Петр II
Шрифт:
С небольшим лет пятнадцать, как Шлиссельбург перешёл от шведов к нам и из пограничной сторожевой крепости сделался стражем, только не от внешних врагов, а тюремным внутреннего распорядка [53] . Да и действительно, это назначение более подходило к ней. Толстые стены, недостаточно устойчивые для борьбы, оказывались совершенно достаточными для острожной службы, тюрьмою глядели узкие оконца с железными переплётами, в которых виднелся лоскуток пасмурного неба. Сырые конуры в стенах скорее были способны не поднять энергию, а подточить её, стереть всякий мятежный, своевольный порыв.
53
Значение русской государственной
С Анны Ивановны началась новая верная служба Шлиссельбурга. Сюда стали привозить неспокойных мечтателей новых порядков, сюда же для окончательного суда была перевезена и семья Долгоруковых – за исключением Николая и Александра, бывших в Вологде, – и размещена отдельно по разным тайникам и казематам.
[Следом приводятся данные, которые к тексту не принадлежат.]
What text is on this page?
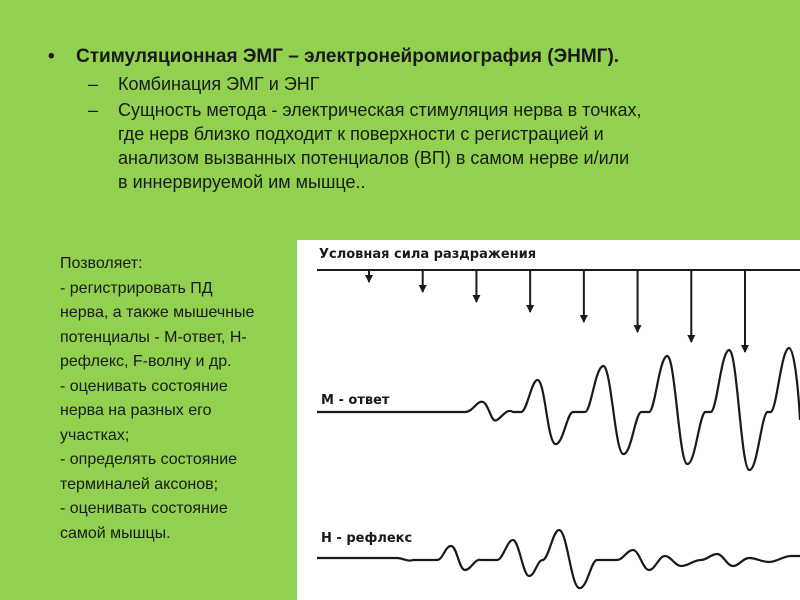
•	Стимуляционная ЭМГ – электронейромиография (ЭНМГ).
–	Комбинация ЭМГ и ЭНГ
–	Сущность метода - электрическая стимуляция нерва в точках,
где нерв близко подходит к поверхности с регистрацией и
анализом вызванных потенциалов (ВП) в самом нерве и/или
в иннервируемой им мышце..
Позволяет:
- регистрировать ПД
нерва, а также мышечные
потенциалы - М-ответ, Н-
рефлекс, F-волну и др.
- оценивать состояние
нерва на разных его
участках;
- определять состояние
терминалей аксонов;
- оценивать состояние
самой мышцы.
Условная сила раздражения
М - ответ
Н - рефлекс
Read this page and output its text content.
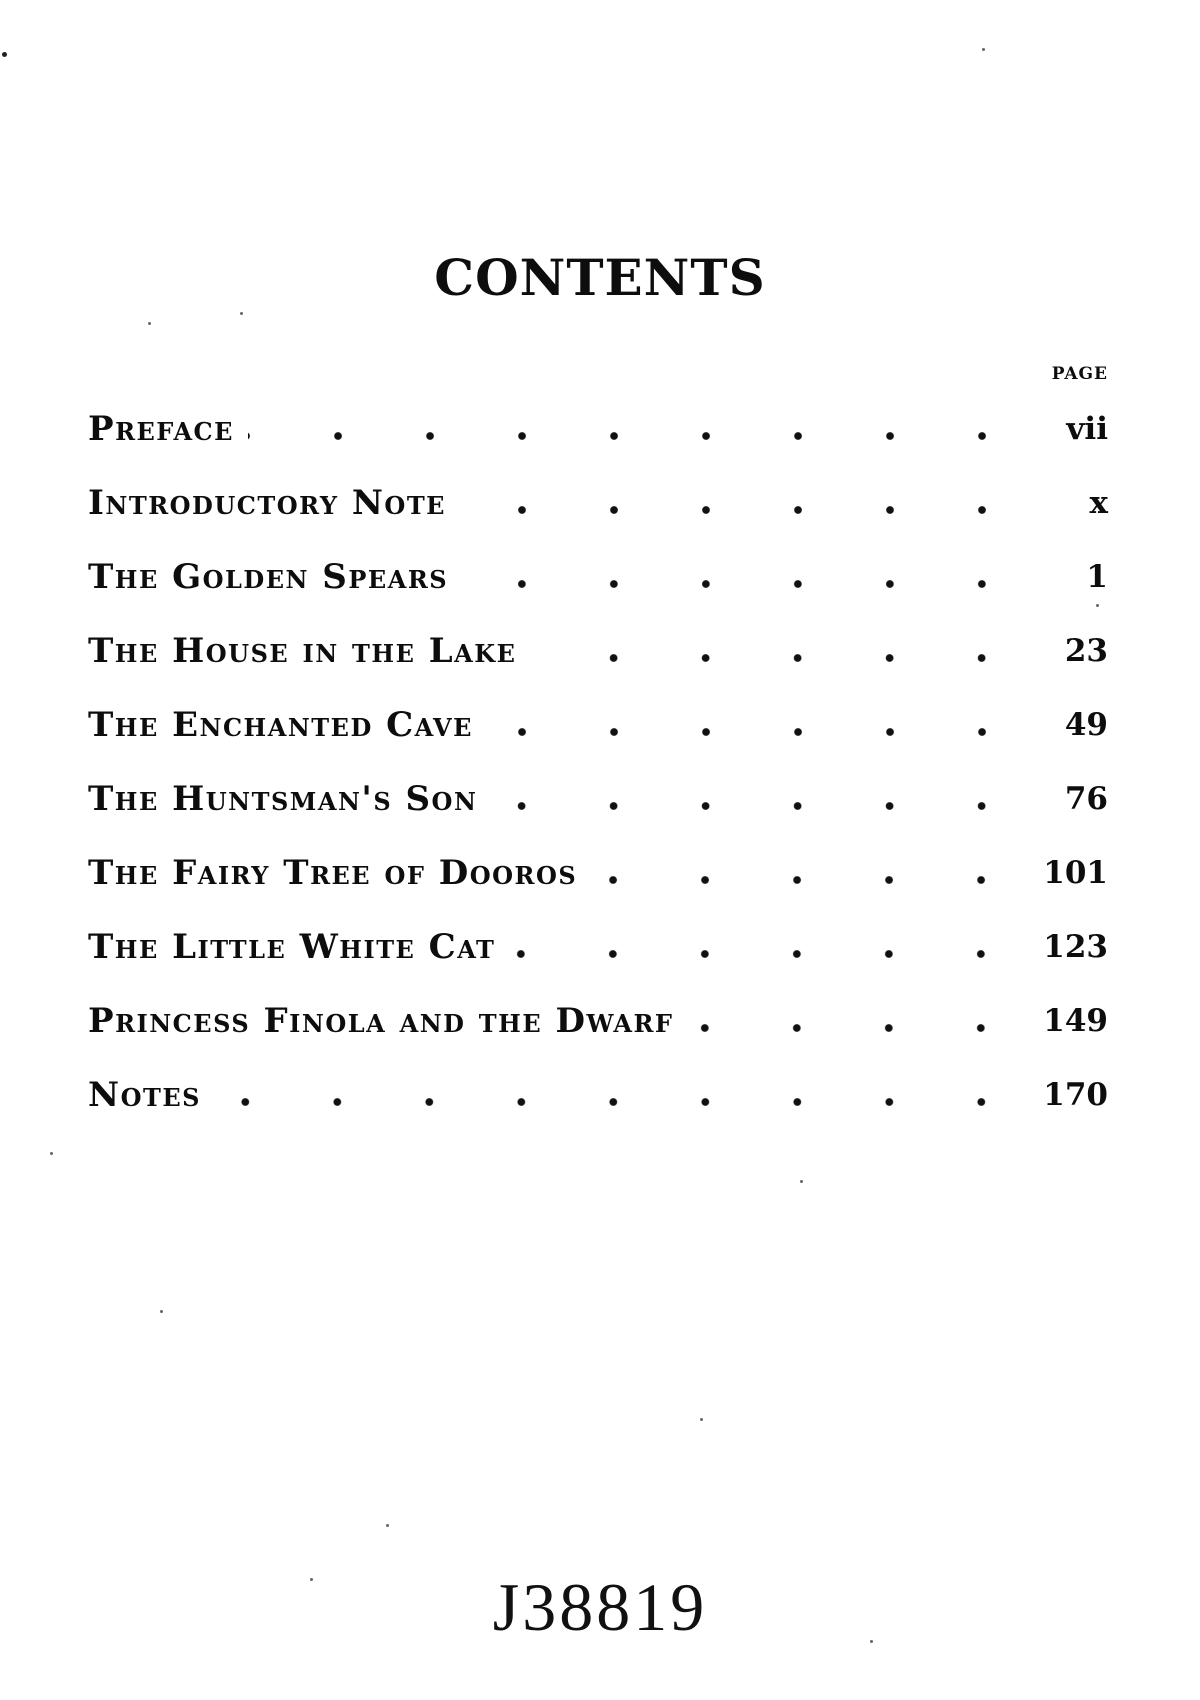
CONTENTS
PAGE
Preface	vii
Introductory Note	x
The Golden Spears	1
The House in the Lake	23
The Enchanted Cave	49
The Huntsman's Son	76
The Fairy Tree of Dooros	101
The Little White Cat	123
Princess Finola and the Dwarf	149
Notes	170
J38819
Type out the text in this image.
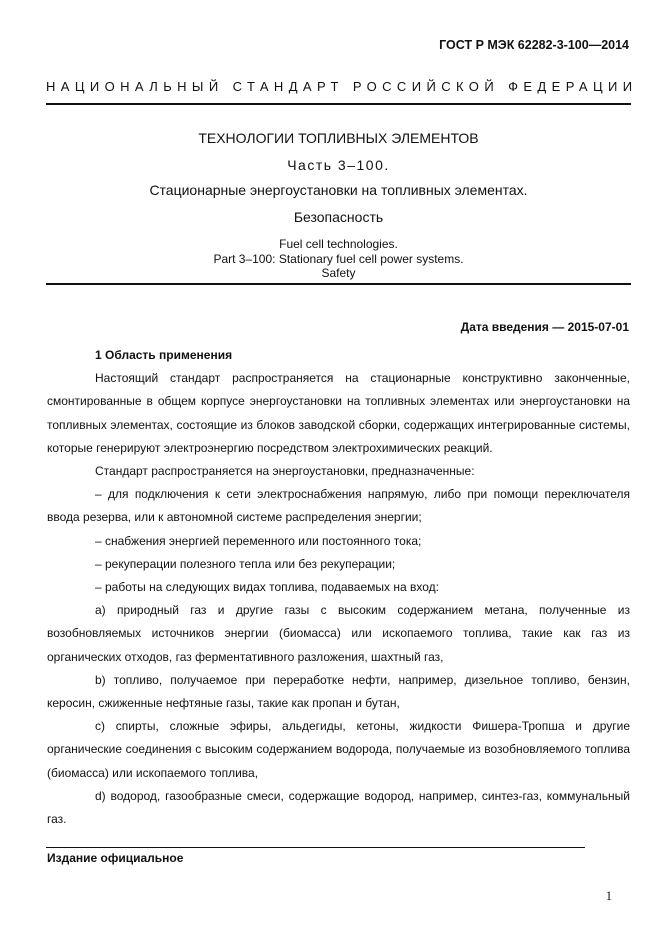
ГОСТ Р МЭК 62282-3-100—2014
НАЦИОНАЛЬНЫЙ СТАНДАРТ РОССИЙСКОЙ ФЕДЕРАЦИИ
ТЕХНОЛОГИИ ТОПЛИВНЫХ ЭЛЕМЕНТОВ
Часть 3–100.
Стационарные энергоустановки на топливных элементах.
Безопасность
Fuel cell technologies.
Part 3–100: Stationary fuel cell power systems.
Safety
Дата введения — 2015-07-01

1 Область применения

Настоящий стандарт распространяется на стационарные конструктивно законченные, смонтированные в общем корпусе энергоустановки на топливных элементах или энергоустановки на топливных элементах, состоящие из блоков заводской сборки, содержащих интегрированные системы, которые генерируют электроэнергию посредством электрохимических реакций.

Стандарт распространяется на энергоустановки, предназначенные:

– для подключения к сети электроснабжения напрямую, либо при помощи переключателя ввода резерва, или к автономной системе распределения энергии;

– снабжения энергией переменного или постоянного тока;

– рекуперации полезного тепла или без рекуперации;

– работы на следующих видах топлива, подаваемых на вход:

a) природный газ и другие газы с высоким содержанием метана, полученные из возобновляемых источников энергии (биомасса) или ископаемого топлива, такие как газ из органических отходов, газ ферментативного разложения, шахтный газ,

b) топливо, получаемое при переработке нефти, например, дизельное топливо, бензин, керосин, сжиженные нефтяные газы, такие как пропан и бутан,

c) спирты, сложные эфиры, альдегиды, кетоны, жидкости Фишера-Тропша и другие органические соединения с высоким содержанием водорода, получаемые из возобновляемого топлива (биомасса) или ископаемого топлива,

d) водород, газообразные смеси, содержащие водород, например, синтез-газ, коммунальный газ.

Издание официальное
1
Внизу, в сырой и тёмной каморке, в три аршина длиной и в два шириной, с полом ниже водного уровня, в стены которой бились озёрные воды, содержался Иван Алексеевич, прикованный к стене и скованный ручными и ножными кандалами. При каждом его движении бряцали тяжёлые кольца, но тихо, едва слышно, как тихи и едва заметны были движения арестанта. Иван Алексеевич был ещё не труп и не скелет, но какое-то странное подобие человека. Тёмно-синие полосы под ввалившимися, неестественно блестящими глазами вместе с глубокими впадинами щёк, при обострившихся чертах, всклокоченные пряди волос придавали лицу выражение не страдания – оно уже притупилось, – а того крайнего нервного возбуждения, после которого уже нет возврата к жизни.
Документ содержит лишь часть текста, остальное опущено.